There are 70 different types of sarcoma, and treatment is moving toward individual types of sarcoma using genetically specific molecular therapy, said Dr. Scott Okuno, Chief Medical Officer in Sarcoma Alliance for Research Through Collaboration, a non-profit research cooperative, and professor of oncology at Mayo Clinic.
“As we get deeper into LMS, we find molecular subtypes of LMS,” he said.
He explained that adjuvant treatment is preventative. Typically a tumor is removed and the patient is given additional treatment to eradicate microscopic metastatic cells.
Neoadjuvant treatment is given prior to removal/ablation of a tumor, and is used to shrink the tumor and eradicate any microscopic metastatic cells.

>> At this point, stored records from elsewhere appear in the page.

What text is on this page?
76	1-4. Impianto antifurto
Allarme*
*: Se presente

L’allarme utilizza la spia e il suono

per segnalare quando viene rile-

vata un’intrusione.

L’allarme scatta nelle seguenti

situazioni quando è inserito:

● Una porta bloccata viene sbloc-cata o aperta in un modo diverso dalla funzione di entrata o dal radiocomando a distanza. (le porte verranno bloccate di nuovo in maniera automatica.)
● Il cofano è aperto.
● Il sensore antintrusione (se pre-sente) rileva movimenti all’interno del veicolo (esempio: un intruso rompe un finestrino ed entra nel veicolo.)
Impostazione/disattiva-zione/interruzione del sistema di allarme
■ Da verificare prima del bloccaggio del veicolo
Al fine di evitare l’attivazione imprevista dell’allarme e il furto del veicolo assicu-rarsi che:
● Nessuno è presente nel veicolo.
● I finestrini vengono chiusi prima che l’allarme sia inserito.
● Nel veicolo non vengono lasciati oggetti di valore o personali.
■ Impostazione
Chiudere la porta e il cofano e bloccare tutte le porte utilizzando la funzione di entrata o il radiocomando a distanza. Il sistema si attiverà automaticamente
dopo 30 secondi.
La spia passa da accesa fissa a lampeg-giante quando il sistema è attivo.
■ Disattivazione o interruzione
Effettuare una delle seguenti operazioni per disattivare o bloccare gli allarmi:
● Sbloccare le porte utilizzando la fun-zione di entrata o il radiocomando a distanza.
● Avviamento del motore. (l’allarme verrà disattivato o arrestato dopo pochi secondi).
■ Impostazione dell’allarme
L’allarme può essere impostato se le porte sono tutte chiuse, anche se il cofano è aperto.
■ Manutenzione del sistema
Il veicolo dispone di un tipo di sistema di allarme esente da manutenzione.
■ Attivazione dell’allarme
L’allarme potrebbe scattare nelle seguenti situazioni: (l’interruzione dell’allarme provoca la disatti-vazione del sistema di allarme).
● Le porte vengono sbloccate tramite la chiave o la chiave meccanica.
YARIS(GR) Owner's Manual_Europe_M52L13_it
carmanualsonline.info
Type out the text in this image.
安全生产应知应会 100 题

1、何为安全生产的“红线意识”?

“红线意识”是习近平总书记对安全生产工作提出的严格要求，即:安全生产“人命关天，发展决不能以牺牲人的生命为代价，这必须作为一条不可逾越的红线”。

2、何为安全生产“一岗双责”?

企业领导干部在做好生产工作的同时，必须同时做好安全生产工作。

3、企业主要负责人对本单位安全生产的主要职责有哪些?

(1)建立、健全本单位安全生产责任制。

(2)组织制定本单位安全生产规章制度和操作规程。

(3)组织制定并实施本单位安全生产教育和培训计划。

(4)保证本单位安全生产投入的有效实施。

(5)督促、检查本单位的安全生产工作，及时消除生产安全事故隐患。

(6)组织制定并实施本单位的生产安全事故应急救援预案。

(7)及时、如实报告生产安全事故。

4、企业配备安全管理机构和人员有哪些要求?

In determining which path to follow, the physician will look at outcomes. For neoadjuvant treatment, for example, perhaps 33 percent (about three of 10 patients) will have a recurrence.
With adjuvant treatment, there might be another 33 percent reduction in recurrence—which means instead of three out of 10 patients with recurrence, there will be two out of ten patients with recurrence.
Chemotherapy is given when a tumor cannot be surgically removed.
In clinical trials, a tumor has to decrease in size by 30 percent to be considered a partial response.
Progression has to be a greater than a 20 percent increase for the treatment to be considered no longer working.
Sometimes the lump might get bigger but the tumor is dying, so the percent increase in size is allowed. One needs a sarcoma specialist to determine if the growth is from dying cells or from a growing tumor.
Dr. Mohammed Milhelm, director of the Melanoma Program at the University of Iowa, added, “We really don’t know what’s going on inside the tumor.”
Dr. Okuno said Gemzar and Taxotere together aren’t showing much difference beyond just what Gemzar can do. Dacarbazine alone doesn’t make much difference. Yet when Gemzar and dacarbazine are combined, patients tend to have better outcomes. A difference in outcomes also was found in the rate of infusion—for example, infusing the same amount of chemotherapy over a longer period of time can result in better outcomes.